As you may recall from an earlier piece on New York’s legislative paperless movement, the proposition had to be approved by two separate Legislatures (2011 and 2013), as well as the people of New York. While other legislative bodies, ranging from West Virginia to Hawaii, have made the switch to paperless without such an arduous procedure, New York actually had to amend its Constitution because of language in it. A requirement dating back to 1938 specified that bills had to be "printed and upon the desks" of lawmakers for three days before they could be passed, explains the Associated Press.
The proposition established three requirements:
- The 213 legislators had to be able to review the electronically sent bill at their desks
- Legislators had to be able to print the bill if they wanted to
- The bill could not be changed electronically without leaving a record of the changes
The move could save up to $53 million a year—$13 million for printing and $40 million for disposing of the unneeded copies, according to amendment supporter Assemblyman James Tedisco (R-Schenectady). Just as an example, the Legislature introduced 18,000 bills this year.
The measure was not exactly controversial, notes Lucas Willard of public radio station WAMC. The online voter guide of the League of Women Voters noted that it knew of no organizations or opinions opposing the amendment, and when it was voted upon by the Legislature, it received only a single, symbolic vote in opposition. “Whether the bill is on paper in a readable form, or online in a readable form, the point is it needs to be in a form where legislators and staff actually read the bills,” said Assemblywoman Shelley Mayer (D-Yonkers). “The fact is the paper on our desk in the Assembly is not in readable form, and that’s a very valid complaint. But I always am concerned as we move to a more paperless system that there could be a tendency to be less mindful that the words on the page really mean something.”
Okay, not absolutely everyone was in favor of the measure; New York’s paper industry had an opposing view point and International Paper pointed out the negative economic consequences on New York’s paper industry. International Paper’s mill in Ticonderoga, New York employs 615 workers and 2,500 workers are employed in the Warren County region.
The AP also expressed some tongue-in-cheek concern that legislators with electronic devices might not necessarily keep their minds on their job. For instance, Connecticut legislators were recently caught playing solitaire during floor debate, and a Florida legislator was caught viewing something else. (He claimed it was sent to him in email.)
So what now? Legislative staff did not want to go into detail to the AP about how the change would actually be implemented, and it’s possible that the technology, whatever it will be, won’t be implemented in time for the January legislative session, a legislative spokesman said.
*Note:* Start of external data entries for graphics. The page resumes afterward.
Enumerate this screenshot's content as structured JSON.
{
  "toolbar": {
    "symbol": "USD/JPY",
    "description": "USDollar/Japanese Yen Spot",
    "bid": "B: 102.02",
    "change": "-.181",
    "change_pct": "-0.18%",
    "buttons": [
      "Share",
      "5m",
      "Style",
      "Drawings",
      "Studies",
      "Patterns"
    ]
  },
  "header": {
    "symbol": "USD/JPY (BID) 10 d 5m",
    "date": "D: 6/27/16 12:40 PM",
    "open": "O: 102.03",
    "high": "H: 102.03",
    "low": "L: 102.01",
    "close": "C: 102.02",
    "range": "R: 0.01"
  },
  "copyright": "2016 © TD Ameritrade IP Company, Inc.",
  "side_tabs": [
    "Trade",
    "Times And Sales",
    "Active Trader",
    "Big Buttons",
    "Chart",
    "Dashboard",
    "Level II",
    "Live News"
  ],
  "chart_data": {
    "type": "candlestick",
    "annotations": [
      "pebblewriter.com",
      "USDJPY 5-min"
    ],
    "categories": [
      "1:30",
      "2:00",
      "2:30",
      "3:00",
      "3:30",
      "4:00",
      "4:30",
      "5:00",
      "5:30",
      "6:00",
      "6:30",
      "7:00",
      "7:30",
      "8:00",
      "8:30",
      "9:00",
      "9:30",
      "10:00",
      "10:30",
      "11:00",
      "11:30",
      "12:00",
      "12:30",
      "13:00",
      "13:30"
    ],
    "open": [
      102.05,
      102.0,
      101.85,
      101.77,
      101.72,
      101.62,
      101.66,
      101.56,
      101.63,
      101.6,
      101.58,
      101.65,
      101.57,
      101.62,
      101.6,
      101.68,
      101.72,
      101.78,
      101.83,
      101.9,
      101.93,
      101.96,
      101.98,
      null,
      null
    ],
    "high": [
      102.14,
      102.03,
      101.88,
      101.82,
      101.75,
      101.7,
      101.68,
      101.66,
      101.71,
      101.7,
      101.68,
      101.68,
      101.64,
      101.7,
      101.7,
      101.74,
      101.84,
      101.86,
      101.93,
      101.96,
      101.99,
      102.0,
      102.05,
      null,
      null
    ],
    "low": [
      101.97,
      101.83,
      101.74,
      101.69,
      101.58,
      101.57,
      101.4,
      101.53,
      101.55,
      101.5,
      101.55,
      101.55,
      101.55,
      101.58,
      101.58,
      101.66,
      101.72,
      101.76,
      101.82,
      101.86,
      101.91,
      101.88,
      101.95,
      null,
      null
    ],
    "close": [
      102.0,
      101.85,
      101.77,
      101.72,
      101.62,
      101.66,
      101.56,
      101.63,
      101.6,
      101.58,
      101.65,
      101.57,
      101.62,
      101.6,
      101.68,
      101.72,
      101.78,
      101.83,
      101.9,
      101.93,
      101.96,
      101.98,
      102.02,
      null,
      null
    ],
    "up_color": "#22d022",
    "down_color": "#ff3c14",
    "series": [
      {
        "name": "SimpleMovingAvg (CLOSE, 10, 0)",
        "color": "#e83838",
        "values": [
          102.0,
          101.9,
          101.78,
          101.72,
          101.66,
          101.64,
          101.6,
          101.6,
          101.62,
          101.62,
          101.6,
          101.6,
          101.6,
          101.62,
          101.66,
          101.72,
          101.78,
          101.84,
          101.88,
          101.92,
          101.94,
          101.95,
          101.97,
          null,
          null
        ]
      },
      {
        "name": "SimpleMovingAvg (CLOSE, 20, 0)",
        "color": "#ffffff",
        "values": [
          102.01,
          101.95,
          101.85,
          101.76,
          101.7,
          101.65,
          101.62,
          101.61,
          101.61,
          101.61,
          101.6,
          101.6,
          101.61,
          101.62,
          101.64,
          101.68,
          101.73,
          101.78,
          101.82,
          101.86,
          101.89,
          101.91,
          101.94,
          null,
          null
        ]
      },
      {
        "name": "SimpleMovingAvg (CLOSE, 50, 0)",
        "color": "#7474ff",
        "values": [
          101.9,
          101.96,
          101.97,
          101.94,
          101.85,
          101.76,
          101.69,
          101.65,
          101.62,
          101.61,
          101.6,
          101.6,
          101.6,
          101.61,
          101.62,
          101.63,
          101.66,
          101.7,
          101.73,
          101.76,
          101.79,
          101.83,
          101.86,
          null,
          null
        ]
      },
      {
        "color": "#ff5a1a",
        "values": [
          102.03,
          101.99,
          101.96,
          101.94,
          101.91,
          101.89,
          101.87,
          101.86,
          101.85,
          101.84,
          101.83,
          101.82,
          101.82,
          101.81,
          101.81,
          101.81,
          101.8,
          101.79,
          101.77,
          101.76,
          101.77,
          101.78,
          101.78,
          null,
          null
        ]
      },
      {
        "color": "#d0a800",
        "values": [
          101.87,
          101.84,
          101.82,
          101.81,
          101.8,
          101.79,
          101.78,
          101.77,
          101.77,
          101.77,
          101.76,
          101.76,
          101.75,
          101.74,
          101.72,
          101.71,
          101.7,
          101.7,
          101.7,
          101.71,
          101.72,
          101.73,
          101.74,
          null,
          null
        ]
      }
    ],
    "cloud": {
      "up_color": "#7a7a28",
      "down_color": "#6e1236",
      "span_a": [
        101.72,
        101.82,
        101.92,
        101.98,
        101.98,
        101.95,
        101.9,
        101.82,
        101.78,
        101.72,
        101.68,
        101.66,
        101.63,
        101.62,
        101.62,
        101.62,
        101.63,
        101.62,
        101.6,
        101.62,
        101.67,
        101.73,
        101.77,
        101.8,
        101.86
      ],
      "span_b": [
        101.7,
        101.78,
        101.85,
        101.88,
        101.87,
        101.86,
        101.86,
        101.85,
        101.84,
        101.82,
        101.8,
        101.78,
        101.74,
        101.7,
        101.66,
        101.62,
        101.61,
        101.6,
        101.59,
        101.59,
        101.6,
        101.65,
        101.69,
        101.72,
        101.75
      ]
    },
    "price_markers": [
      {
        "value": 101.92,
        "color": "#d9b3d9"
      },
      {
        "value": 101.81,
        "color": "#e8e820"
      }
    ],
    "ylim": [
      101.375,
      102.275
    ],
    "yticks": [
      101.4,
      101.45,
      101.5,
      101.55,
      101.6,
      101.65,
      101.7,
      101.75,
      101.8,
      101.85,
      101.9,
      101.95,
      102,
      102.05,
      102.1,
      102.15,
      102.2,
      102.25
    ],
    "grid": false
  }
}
Assemblyman Tedisco said it was likely that legislators would get keyboards and tablets for carrying around legislation, but didn’t have an estimate of how much it would cost or when it would happen. (Just as a data point, the South Dakota Legislature typically budgets from $80,000 to $100,000 for laptops for its 108 legislators.)
There's no guarantee that these newly digitized bills will be any more useful than the paper versions, but at least fewer would-be laws will end up in landfills.